Quotations from the message board thread

To view the entire Player Spotlight thread (there's a ton of fantastic commentary in there), click here.

MrTwo94 said:

Maclin is an intriguing player this year due to his very impressive play last year considering all of his obstacles. Last offseason I recall hearing how Maclin was one of the lease pro-ready WR in the draft because he was coming from a spread offense and he just wasn't that polished. Then I believe he held out. Then he entered the season on the bench behind incumbent Kevin Curtis. He overcame all of this to post an impressive 55 receptions at 13.9 ypr and 4 TD while missing one game and several pieces of other games.
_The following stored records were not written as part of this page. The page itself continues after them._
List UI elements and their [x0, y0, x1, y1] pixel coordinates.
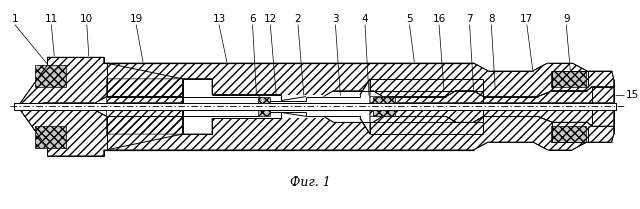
Bar	[550, 71, 586, 87]
Text: 4: 4	[362, 14, 369, 24]
Text: 6: 6	[249, 14, 256, 24]
Text: 15: 15	[625, 90, 639, 100]
Text: 8: 8	[488, 14, 495, 24]
Bar	[259, 97, 270, 103]
Text: 5: 5	[406, 14, 413, 24]
Bar	[35, 126, 66, 148]
Text: 19: 19	[129, 14, 143, 24]
Bar	[259, 110, 270, 116]
Text: 10: 10	[80, 14, 93, 24]
Text: 12: 12	[264, 14, 277, 24]
Text: 7: 7	[467, 14, 473, 24]
Bar	[14, 103, 616, 110]
Text: 16: 16	[433, 14, 445, 24]
Bar	[373, 110, 395, 116]
Text: 2: 2	[294, 14, 301, 24]
Bar	[35, 65, 66, 87]
Bar	[373, 97, 395, 103]
Text: Фиг. 1: Фиг. 1	[291, 176, 331, 189]
Text: 17: 17	[520, 14, 534, 24]
Polygon shape	[182, 79, 370, 134]
Text: 13: 13	[212, 14, 226, 24]
Text: 9: 9	[563, 14, 570, 24]
Text: 1: 1	[12, 14, 18, 24]
Bar	[550, 126, 586, 142]
Bar	[212, 95, 360, 118]
Text: 11: 11	[45, 14, 58, 24]
Text: 3: 3	[332, 14, 339, 24]
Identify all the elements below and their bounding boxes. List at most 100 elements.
But the real intrigue comes from the fact that there is a new QB. Shake ups at QB sometimes lead to shakes ups in the WR pecking order. While DeSean is a shark pool darling he isn't exactly a go to WR. He's got big play ability, but that doesn't mean he's going to get the lion's share of targets like everyone is assuming. When Kolb is looking for a guy in the endzone (or just a guy to move the chains on 3rd down), I really think Celek and Maclin will be the guys he looks to most often. Given the disparity between DeSean and Maclin's ADPs, Maclin is clearly the guy to target in this duo. DeSean has little to no chance to repeat last seasons performance without a drastic increase in targets, whereas if Maclin shows any progression from his rookie year and/or favorable chemistry with Kolb, he'll easily outperform his draft position and possibly the guy on the other side of the field.

FUBAR said:

Maclin is a stud in the making, DeSean already is a stud but has little room to improve IMO (although being young and ultra-talented, you never know for sure). It's 1a/1b, and Maclin should easily surpass 65/1,000/6. He was good for around 5 receptions and 60-80 yards per game the second half of his rookie year, and while it would be overly simplified to assume he continues that, it's a decent baseline. If anything my projection is too low.

go deep said:

I think the new QB hurts Maclin's progression. Young guys tend to lean on their TE a bit more, not to mention Celek and Kolb are friends and roommates. Between that and DeSean, I don't see enough targets for Maclin to make him a top 30 fantasy WR this year. I do like his dynasty prospects, but not so much with redraft this year. The best thing about Maclin is he will be just good enough in 2010 to take some coverage from DeSean and Celek, who i think will both have big years.

frogpond11 said:

I do feel that Maclin is a very talented athlete and will eventually put up some big stats in his career, but you have to figure DeSean is going to get his..then Kolb's roommate Celek should have a great season as well. I'm just not sure there is enough to go around after those two and all the receptions for the RBs as well.